O que veio depois

Ao surgir na TV, aos 12 anos, Valentina Schulz sofreu assédio sexual. Hoje, aos 18, ela diz como isso a marcou

Valentina Schulz em depoimento a Ana Bardella De Universa Arte/UOL

Em 2015, quando minha mãe me explicou que eu estava sendo assediada na internet, me lembro de ter respondido: "Mãe, relaxa". Na minha cabeça, era natural ter haters, receber comentários negativos. Eu tinha só 12 anos.

Eu havia estreado no MasterChef Jr, versão com crianças do reality show de culinária da Band, na noite anterior. Mesmo assim, para mim, era uma manhã normal de escola - eu estava no 6º ano. Mas assim que coloquei os pés em casa, ainda vestindo o uniforme, percebi que havia algo de estranho.

Normalmente naquele horário, meus pais estavam cada um no seu trabalho. Mas naquela tarde, no entanto, os dois estavam na sala e o nosso telefone fixo não parava de tocar. Na maior parte das vezes, eles nem atendiam. Em outras, tiravam do gancho e pediam, nervosos, que por favor, parassem de ligar.

Logo percebi o contraste no rosto da minha mãe: na noite anterior, depois de me ver estrear na televisão ela estava feliz, animada, para cima, assim como eu. Agora, porém, sua expressão era de medo e preocupação. Pensei que pudesse ser alguma questão de trabalho, almocei e levei meu notebook para a área externa de casa. Passei algum tempo assistindo a vídeos do YouTube, algo que sempre adorei fazer. Não demorou, ela me chamou para conversar.

Primeiro, ela me ensinou o que era assédio. Depois, os motivos pelos quais ele é tão problemático. Em seguida, disse que, após a exibição do programa, alguns homens estavam me assediando na internet, mesmo eu ainda sendo criança. Conversamos sobre o que poderia ser feito dali para frente para que aquilo parasse. Foi uma conversa longa e chata.

Uma das frases postadas sobre mim, que ficou mais conhecida, foi: 'Se tem consenso, é pedofilia?'. Eu tinha só 12 anos, não sabia o que era estupro, muito menos consentimento

Eu não sabia que havia um grupo de homens insinuando coisas sobre meu corpo, que estavam literalmente ameaçando a minha vida. Tinha até gente dizendo que, se me encontrasse na rua, iria me sequestrar.

"Uma luzinha se apagou dentro de mim"

Minha família sempre usou a cozinha como forma de reunir as pessoas — e fazemos isso até hoje. Meus pais amam cozinhar. Minha paixão por essa área começou por causa deles, mas, principalmente, pelo MasterChef. Depois de ter assistido à versão dos adultos, fiquei encantada pelo assunto, ao ponto de eles me matricularem em uma escola especializada que ficava perto da nossa casa.
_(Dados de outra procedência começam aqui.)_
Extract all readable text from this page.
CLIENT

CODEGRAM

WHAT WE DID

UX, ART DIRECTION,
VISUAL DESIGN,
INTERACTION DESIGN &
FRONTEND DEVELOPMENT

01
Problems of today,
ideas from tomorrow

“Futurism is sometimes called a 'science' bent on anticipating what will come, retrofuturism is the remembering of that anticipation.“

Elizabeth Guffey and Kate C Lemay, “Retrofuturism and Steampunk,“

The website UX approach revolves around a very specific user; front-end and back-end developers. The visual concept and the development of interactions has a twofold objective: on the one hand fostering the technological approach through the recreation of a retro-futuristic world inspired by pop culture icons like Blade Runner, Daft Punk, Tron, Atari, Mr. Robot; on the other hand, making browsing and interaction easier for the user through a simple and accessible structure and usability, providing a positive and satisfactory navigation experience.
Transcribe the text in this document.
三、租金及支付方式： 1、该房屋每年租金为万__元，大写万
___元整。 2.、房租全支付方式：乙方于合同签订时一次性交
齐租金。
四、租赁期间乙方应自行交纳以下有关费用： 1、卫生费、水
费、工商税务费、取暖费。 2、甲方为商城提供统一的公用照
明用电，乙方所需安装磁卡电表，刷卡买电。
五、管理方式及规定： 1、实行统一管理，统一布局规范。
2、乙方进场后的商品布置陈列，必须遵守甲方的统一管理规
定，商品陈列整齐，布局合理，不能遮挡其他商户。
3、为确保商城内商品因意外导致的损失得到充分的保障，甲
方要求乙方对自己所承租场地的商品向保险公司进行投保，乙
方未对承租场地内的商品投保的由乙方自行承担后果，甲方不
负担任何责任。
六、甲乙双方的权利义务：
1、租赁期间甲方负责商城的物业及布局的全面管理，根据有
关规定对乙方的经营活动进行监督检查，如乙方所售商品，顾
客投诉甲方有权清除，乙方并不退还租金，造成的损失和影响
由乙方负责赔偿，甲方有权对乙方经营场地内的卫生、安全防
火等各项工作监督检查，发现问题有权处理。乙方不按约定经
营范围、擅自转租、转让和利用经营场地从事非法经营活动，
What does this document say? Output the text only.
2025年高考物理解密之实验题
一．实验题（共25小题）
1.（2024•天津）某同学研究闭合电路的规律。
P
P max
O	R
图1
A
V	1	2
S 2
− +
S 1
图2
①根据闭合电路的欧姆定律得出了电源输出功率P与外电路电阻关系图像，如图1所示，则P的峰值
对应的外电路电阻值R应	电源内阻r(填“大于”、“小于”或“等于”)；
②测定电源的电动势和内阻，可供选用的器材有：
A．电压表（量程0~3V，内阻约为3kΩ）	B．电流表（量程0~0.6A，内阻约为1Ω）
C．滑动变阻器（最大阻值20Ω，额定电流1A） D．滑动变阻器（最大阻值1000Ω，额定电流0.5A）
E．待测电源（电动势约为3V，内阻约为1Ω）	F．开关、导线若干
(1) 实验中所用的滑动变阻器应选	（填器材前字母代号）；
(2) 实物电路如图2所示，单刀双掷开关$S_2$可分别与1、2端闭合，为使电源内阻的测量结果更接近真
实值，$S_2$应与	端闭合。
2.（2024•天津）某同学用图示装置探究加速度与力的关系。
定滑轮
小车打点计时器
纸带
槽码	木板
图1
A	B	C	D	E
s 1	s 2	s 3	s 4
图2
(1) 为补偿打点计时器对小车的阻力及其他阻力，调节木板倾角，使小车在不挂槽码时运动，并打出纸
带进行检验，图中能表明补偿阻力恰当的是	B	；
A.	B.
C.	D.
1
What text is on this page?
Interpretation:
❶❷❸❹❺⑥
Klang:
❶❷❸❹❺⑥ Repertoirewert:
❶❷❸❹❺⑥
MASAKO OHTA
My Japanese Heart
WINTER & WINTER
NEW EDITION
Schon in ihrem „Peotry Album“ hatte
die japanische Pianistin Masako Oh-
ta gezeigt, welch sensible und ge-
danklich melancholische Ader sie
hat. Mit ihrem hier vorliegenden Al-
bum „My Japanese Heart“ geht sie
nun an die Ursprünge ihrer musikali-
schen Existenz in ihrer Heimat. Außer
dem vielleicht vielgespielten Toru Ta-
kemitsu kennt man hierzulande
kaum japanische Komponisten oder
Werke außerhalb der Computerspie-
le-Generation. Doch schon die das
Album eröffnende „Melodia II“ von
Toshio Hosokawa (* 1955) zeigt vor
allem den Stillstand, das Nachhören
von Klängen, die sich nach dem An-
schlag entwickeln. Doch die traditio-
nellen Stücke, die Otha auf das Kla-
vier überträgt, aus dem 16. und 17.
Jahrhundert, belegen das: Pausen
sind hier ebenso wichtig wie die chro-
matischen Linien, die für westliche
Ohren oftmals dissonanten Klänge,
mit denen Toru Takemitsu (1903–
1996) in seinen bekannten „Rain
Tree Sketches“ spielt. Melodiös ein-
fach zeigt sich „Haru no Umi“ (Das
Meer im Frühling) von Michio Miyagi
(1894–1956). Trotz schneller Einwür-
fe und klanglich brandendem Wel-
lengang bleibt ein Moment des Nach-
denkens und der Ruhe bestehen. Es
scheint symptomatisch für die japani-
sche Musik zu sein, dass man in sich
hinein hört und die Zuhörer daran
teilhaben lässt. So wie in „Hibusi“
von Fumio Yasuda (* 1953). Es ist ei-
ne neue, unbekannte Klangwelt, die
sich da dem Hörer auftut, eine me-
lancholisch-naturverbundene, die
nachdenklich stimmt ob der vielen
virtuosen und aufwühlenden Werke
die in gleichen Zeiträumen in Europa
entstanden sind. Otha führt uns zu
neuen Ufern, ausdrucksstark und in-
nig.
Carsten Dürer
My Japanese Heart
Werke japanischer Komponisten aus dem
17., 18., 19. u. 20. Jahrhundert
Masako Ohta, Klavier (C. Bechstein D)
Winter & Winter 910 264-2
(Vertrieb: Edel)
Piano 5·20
Foi graças a essas aulas que entrei para o elenco do programa. Quando o MasterChef Jr. veio para o Brasil, a produção ligou para a minha escola pedindo indicação de alunos para participar. Fui uma das inscritas e passei por quatro ou cinco etapas de processo seletivo. Lembro do meu pai pedindo que eu não criasse muita expectativa e que aproveitasse ao máximo tudo o que estava vivendo. Quando recebi a resposta positiva, foi uma surpresa, ficamos muito empolgados. Nunca tínhamos vivido algo assim.

Eu já fazia aulas de teatro há anos e era uma oportunidade de unir duas coisas que eu amava: conversar com as câmeras e cozinhar. Gravamos a temporada toda antes de ir ao ar. Foi muito divertido. Como todos éramos crianças, o espírito era menos competitivo no programa. Ninguém se importava tanto com o prêmio final, então nos tornamos muito amigos.

Todo episódio, independentemente de quem saísse, eu chorava. Quando eu chegava em casa e contava para minha mãe quem tinha saído, ela também ficava tocada. Nos envolvemos emocionalmente uns com os outros.

Quando o programa foi ao ar pela primeira vez, reunimos meus tios e minha madrinha em casa para assistir. Estava achando o máximo, era um sonho se concretizando. Nesse dia, nem entrei nas redes sociais, então não sabia o que estava acontecendo ali

Foi só na tarde seguinte, depois da conversa com a minha mãe, que fui tendo mais noção. Alguns dias depois, uma das minhas youtubers preferidas, a Jout Jout, postou um vídeo motivado pelo meu caso, chamado "Vamos fazer um escândalo", falando especialmente sobre assédio. Foi ali que comecei a entender parte da gravidade do que estava acontecendo.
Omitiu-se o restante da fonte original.